Telemetry
Collect metrics, logs, traces, and resource snapshots from running instances.
The telemetry subsystem collects operational data from instances and exposes it through a unified query API. It tracks four kinds of data: metrics, log entries, distributed traces, and resource snapshots.
Data types
Metrics
type Metric struct {
InstanceID id.ID `json:"instance_id" db:"instance_id"`
Name string `json:"name" db:"name"`
Type MetricType `json:"type" db:"type"`
Value float64 `json:"value" db:"value"`
Labels map[string]string `json:"labels" db:"labels"`
Timestamp time.Time `json:"timestamp" db:"timestamp"`
}Metric types: gauge, counter, histogram.
Log entries
type LogEntry struct {
InstanceID id.ID `json:"instance_id" db:"instance_id"`
Level string `json:"level" db:"level"`
Message string `json:"message" db:"message"`
Source string `json:"source" db:"source"`
Fields map[string]any `json:"fields" db:"fields"`
Timestamp time.Time `json:"timestamp" db:"timestamp"`
}Traces
type Trace struct {
InstanceID id.ID `json:"instance_id" db:"instance_id"`
TraceID string `json:"trace_id" db:"trace_id"`
SpanID string `json:"span_id" db:"span_id"`
ParentID string `json:"parent_id" db:"parent_id"`
Operation string `json:"operation" db:"operation"`
Duration time.Duration `json:"duration" db:"duration"`
Status string `json:"status" db:"status"`
Attributes map[string]string `json:"attributes" db:"attributes"`
Timestamp time.Time `json:"timestamp" db:"timestamp"`
}Resource snapshots
type ResourceSnapshot struct {
InstanceID id.ID `json:"instance_id" db:"instance_id"`
CPUPercent int `json:"cpu_percent" db:"cpu_percent"`
MemoryUsedMB int `json:"memory_used_mb" db:"memory_used_mb"`
MemoryLimitMB int `json:"memory_limit_mb" db:"memory_limit_mb"`
DiskUsedMB int `json:"disk_used_mb" db:"disk_used_mb"`
NetworkInMB float64 `json:"network_in_mb" db:"network_in_mb"`
NetworkOutMB float64 `json:"network_out_mb" db:"network_out_mb"`
Timestamp time.Time `json:"timestamp" db:"timestamp"`
}Querying
Query each data type through the service interface:
metrics, err := cp.Telemetry.QueryMetrics(ctx, telemetry.MetricQuery{
InstanceID: instanceID,
Name: "http_requests_total",
Since: time.Now().Add(-1 * time.Hour),
Until: time.Now(),
})
logs, err := cp.Telemetry.QueryLogs(ctx, telemetry.LogQuery{
InstanceID: instanceID,
Level: "error",
Limit: 50,
})Dashboard
Get an aggregate view for a single instance:
dashboard, err := cp.Telemetry.GetDashboard(ctx, instanceID)
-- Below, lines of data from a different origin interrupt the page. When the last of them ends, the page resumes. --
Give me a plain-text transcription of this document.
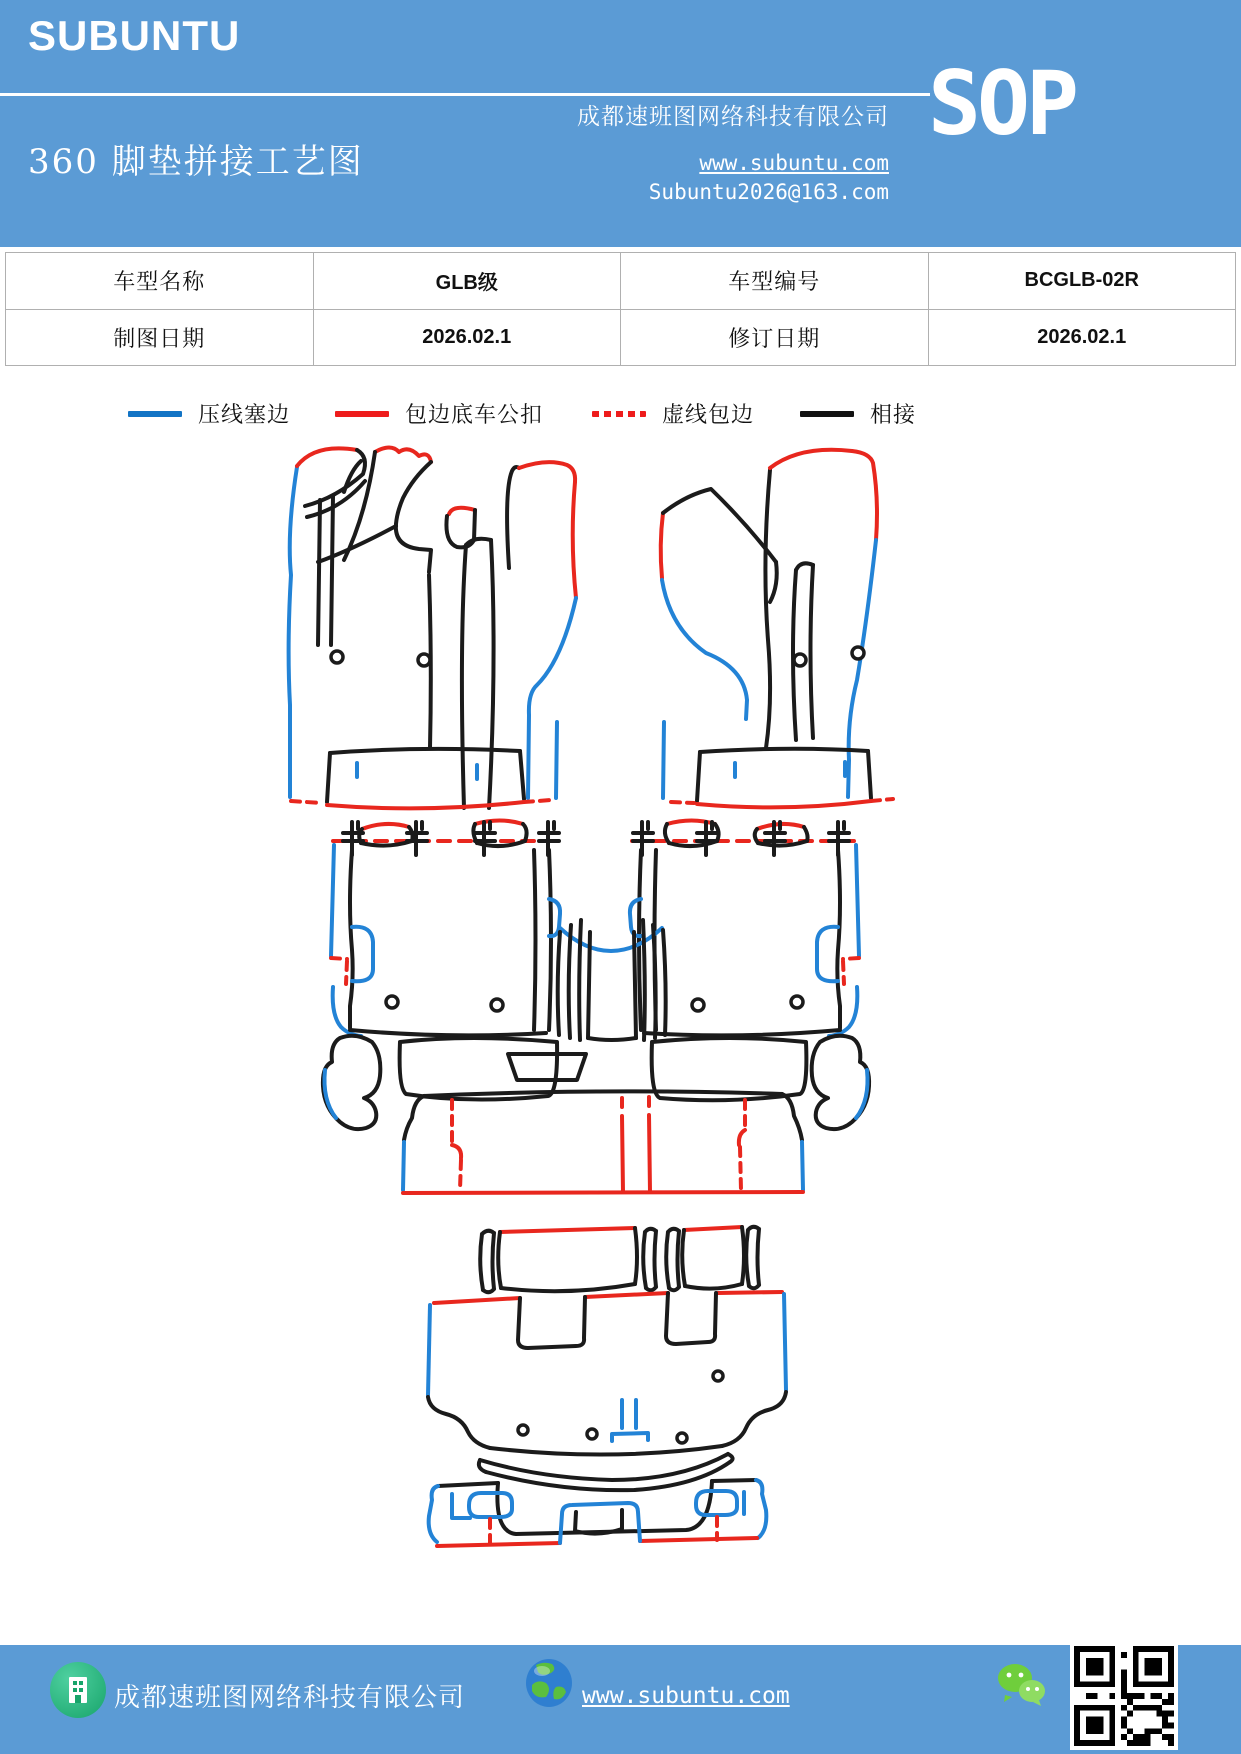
SUBUNTU
360 脚垫拼接工艺图
成都速班图网络科技有限公司
www.subuntu.com
Subuntu2026@163.com
SOP
车型名称	GLB级	车型编号	BCGLB-02R
制图日期	2026.02.1	修订日期	2026.02.1
压线塞边	包边底车公扣	虚线包边	相接
成都速班图网络科技有限公司	www.subuntu.com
// dashboard.Resources -- current CPU/memory/disk
// dashboard.HealthStatus -- "healthy", "degraded", etc.
// dashboard.UptimePercent -- calculated from health history
// dashboard.RequestRate -- recent request throughput
// dashboard.ErrorRate -- recent error percentage
// dashboard.P99Latency -- 99th percentile response timeCustom collectors
Implement the telemetry.Collector interface to feed data from custom sources:
type Collector interface {
Name() string
CollectMetrics(ctx context.Context, instanceID id.ID) ([]Metric, error)
CollectResources(ctx context.Context, instanceID id.ID) (*ResourceSnapshot, error)
}Register collectors during setup:
cp.Telemetry.RegisterCollector(myPrometheusCollector)The TelemetryCollector worker invokes all registered collectors on a periodic schedule.
Push API
Services within the system push telemetry data directly:
err := cp.Telemetry.PushMetrics(ctx, metrics)
err := cp.Telemetry.PushLogs(ctx, logEntries)
err := cp.Telemetry.PushTraces(ctx, traces)